| Hintergrund: Generative KI-Modelle wie ChatGPT werden zunehmend in der Dermatologie zur Hautkrebsdiagnose eingesetzt – trotz begrenzter Validierung. Diese Studie simuliert reale Abläufe in der hausärztlichen Versorgung, um die Lücke zwischen KI-Innovation und klinischer Anwendung zu schließen. Ziel ist es zu prüfen, ob sich generative KI sinnvoll in die dermatologische Triage integrieren lässt, insbesondere in unterversorgten Regionen mit eingeschränktem Zugang zu Fachärzt:innen. Zudem identifizieren Metriken zur diagnostischen Unsicherheit Bereiche, die eine Mensch-KI-Zusammenarbeit erfordern. Das Protokoll orientiert sich an den aktuellen Standards zur Berichterstattung diagnostischer Genauigkeit (STARD 2015) sowie den TRIPOD-AI-Richtlinien für transparente Modelle zur individuellen Prognose oder Diagnose.
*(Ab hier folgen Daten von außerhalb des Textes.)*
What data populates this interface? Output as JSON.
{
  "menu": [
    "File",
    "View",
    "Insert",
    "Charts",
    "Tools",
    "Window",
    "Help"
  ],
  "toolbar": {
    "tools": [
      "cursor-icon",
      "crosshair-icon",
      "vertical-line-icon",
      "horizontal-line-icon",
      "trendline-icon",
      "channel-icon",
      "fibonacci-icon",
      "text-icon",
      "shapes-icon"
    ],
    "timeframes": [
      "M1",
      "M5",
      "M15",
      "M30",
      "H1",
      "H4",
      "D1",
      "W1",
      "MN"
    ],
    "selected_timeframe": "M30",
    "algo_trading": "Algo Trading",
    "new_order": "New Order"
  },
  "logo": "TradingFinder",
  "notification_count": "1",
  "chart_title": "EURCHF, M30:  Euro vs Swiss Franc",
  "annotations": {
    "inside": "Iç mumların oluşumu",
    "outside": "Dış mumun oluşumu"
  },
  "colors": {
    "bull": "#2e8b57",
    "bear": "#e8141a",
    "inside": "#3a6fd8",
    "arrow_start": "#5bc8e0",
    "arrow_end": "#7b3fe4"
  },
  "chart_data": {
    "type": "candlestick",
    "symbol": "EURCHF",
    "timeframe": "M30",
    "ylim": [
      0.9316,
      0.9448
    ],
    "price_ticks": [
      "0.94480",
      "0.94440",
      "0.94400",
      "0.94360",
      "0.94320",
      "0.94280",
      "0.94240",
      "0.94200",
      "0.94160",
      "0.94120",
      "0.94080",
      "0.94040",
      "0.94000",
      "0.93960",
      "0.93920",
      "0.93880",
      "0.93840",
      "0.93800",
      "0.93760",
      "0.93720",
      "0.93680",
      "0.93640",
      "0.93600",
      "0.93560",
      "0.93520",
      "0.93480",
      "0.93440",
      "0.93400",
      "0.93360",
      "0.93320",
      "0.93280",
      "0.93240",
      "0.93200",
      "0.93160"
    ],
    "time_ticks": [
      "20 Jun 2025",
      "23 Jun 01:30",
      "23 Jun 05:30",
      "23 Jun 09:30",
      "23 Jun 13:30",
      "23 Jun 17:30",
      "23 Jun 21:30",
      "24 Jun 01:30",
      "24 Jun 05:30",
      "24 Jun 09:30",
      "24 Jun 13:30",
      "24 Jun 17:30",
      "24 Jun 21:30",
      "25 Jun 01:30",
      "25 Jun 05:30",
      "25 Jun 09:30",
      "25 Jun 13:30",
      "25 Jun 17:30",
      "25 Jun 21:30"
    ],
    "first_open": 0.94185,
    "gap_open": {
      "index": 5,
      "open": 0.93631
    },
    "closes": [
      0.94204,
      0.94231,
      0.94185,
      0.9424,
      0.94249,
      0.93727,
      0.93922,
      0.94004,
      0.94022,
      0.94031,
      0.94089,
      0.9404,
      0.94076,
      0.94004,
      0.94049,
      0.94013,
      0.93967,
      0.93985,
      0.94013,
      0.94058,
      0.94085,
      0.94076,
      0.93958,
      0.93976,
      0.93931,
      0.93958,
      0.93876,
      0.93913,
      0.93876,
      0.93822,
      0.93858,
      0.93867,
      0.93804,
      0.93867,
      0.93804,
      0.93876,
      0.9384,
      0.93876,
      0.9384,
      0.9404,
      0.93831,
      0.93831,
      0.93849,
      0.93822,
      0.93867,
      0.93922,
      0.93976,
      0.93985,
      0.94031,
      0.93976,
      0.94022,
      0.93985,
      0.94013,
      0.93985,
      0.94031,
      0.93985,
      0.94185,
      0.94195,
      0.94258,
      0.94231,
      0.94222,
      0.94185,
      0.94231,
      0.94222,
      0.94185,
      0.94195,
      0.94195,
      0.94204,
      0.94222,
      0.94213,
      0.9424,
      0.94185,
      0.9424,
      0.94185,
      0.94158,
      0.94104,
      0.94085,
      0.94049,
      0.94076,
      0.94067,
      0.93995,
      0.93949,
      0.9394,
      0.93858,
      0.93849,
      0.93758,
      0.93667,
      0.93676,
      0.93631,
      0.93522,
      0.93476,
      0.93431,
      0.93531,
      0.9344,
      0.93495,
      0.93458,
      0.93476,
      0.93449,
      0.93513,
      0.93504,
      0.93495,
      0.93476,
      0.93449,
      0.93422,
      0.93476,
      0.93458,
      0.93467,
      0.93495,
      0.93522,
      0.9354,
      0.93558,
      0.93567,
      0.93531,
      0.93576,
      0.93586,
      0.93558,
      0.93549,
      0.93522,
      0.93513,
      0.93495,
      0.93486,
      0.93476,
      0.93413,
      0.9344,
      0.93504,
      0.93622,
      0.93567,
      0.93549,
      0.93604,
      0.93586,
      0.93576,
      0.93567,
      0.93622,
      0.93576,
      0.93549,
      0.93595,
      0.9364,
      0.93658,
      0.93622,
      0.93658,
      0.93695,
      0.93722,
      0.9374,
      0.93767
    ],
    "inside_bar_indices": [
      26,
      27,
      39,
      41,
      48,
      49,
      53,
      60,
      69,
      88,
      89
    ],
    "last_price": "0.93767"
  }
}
Methoden und Analyse: In dieser retrospektiven, querschnittlichen Studie zur diagnostischen Genauigkeit wurden 750 prospektiv kuratierte dermatoskopische Bilder (533 benigne, 217 maligne/präkanzeröse) aus validierten Quellen (International Skin Imaging Collaboration Archive, DermNet New Zealand, dermatologische Fachliteratur) analysiert. Die Läsionen umfassten melanozytäre, nicht-melanozytäre, keratinozytäre und vaskuläre Tumoren, um die diagnostische Vielfalt in der Praxis abzubilden. Diagnosen wurden von der öffentlich verfügbaren Version von GPT-4 Turbo mit Vision (OpenAI) anhand standardisierter, klinisch orientierter Prompts ohne klinische Metadaten generiert. Der Referenzstandard waren histopathologisch oder durch Expert:innen bestätigte Diagnosen.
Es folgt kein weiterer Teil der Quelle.